Ages ago, Joe had been a body builder in Venice Beach, California. Back then, it was the center of the muscle universe. He lifted with Jack La Lane and other celebrities. He was an extra in films like Spartacus. He’d also written books in Russian. And he was single, always single.

“I’m on my way out,” he’d say, plain but never morose. “But you’re looking fit. Keep doing it.” He had a way of standing a little too close when he spoke. Maybe that was part of the reason he never married.

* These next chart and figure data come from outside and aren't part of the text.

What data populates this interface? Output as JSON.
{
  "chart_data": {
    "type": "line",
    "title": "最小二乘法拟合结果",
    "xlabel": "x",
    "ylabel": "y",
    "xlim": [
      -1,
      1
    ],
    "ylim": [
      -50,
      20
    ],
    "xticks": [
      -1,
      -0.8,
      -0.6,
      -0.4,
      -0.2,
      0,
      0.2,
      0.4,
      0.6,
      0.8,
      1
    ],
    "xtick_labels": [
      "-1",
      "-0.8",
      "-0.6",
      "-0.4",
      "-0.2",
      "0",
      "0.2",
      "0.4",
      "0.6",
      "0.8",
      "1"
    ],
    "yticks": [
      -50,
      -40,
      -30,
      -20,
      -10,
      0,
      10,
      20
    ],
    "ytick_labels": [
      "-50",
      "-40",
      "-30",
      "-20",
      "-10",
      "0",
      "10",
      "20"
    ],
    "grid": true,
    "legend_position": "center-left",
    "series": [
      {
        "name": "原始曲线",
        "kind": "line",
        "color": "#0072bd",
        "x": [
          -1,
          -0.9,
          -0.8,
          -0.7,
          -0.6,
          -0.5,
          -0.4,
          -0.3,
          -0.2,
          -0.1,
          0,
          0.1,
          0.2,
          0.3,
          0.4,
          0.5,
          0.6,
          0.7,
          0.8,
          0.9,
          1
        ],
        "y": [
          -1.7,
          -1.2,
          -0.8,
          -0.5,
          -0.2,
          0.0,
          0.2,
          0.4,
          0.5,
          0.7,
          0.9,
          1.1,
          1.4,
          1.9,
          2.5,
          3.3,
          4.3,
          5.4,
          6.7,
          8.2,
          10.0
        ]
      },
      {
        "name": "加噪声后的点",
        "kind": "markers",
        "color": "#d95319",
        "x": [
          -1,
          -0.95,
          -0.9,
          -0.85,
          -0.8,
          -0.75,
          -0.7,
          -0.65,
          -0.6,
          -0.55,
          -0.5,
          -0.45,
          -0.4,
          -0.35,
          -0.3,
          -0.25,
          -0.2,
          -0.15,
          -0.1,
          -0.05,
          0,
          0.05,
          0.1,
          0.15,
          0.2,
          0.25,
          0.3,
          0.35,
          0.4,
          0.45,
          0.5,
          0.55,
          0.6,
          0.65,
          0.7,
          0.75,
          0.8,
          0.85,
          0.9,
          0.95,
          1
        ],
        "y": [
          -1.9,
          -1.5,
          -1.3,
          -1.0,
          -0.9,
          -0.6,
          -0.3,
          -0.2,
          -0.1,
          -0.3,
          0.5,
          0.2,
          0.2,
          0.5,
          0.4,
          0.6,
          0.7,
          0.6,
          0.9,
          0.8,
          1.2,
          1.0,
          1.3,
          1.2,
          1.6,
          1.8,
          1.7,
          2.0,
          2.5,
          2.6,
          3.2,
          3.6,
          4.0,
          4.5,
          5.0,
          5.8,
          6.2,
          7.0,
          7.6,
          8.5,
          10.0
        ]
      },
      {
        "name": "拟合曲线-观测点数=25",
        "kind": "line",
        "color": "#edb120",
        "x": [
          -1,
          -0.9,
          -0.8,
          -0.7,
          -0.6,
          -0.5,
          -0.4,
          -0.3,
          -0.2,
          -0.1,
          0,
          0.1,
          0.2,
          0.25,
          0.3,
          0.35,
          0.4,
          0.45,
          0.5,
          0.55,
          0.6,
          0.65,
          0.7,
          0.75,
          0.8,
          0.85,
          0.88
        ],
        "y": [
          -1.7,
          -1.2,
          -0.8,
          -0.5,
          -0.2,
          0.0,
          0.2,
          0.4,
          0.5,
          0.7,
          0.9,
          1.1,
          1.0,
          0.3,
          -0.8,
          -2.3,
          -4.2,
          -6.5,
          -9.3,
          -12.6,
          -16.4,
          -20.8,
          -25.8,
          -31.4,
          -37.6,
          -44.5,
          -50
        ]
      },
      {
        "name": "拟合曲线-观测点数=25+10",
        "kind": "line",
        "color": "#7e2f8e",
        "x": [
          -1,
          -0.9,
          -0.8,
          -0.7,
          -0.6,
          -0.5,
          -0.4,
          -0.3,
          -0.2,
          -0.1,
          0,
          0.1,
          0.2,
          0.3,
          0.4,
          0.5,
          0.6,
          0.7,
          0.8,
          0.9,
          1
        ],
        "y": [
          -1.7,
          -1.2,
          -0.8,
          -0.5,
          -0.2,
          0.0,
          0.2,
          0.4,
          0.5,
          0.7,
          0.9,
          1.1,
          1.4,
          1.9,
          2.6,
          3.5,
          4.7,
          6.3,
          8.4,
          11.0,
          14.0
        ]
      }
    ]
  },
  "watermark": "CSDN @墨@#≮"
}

During the early afternoon, there was the “Wildman.” There was nothing else to call him. Word was, he was from Columbia, had been homeless at one point and used to eat out of the garbage cans. He had also been extremely heavy. Now, he was trim, wore thick glasses and liked to compete with anyone who dared to be on the track with him. He ran with a Walkman – a cassette tape Walkman – with big headphones, sometimes singing loud in Spanish. But if you passed him, he’d speed up to get ahead of you. We had some epic battles.

There were days when he didn’t run at all. Instead, he’d box the trees like sparring partners and scream up at the sky.

A retired cop came in the mornings and moved in a style that was similar to speedwalking. He wanted to run, but his legs were so bow-legged, I imagined it hurt him to just stand.

One of the regulars never ran. Hawk Man. He lived on a boat on the Hudson. He was in his 70s with long, blondish-gray hair. He’d worked on Wall Street once, had a bad run and lost his wife. Then, he started a business with a friend. “Never go into business with a buddy,” he’d say. Now, he rode an old-timey bicycle with a basket. If you didn’t see him on it, he was sitting on a bench by the water, staring up at the trees. He followed hawks around Riverside Park and one day, with a finger over his mouth, he showed me a nest of hatchlings, screeching for food.

My personal favorite never said a word to me. He too had a bike but never rode it. He walked it like it was some kind of steer. It had two bull horns attached to the handlebars. He looked Native American and wore a straw hat with a feather and had dark, leathered skin. And there was a shirt he liked to wear on summer days that had the words, “Leave me, don’t love me,” written on it with magic marker.

Even in Manhattan you can see stars – four, maybe five. Sometimes at night, I’d sit there by myself, look up at them and wonder, why are so many of us so alone? And why do so many of us seem to really like it that way?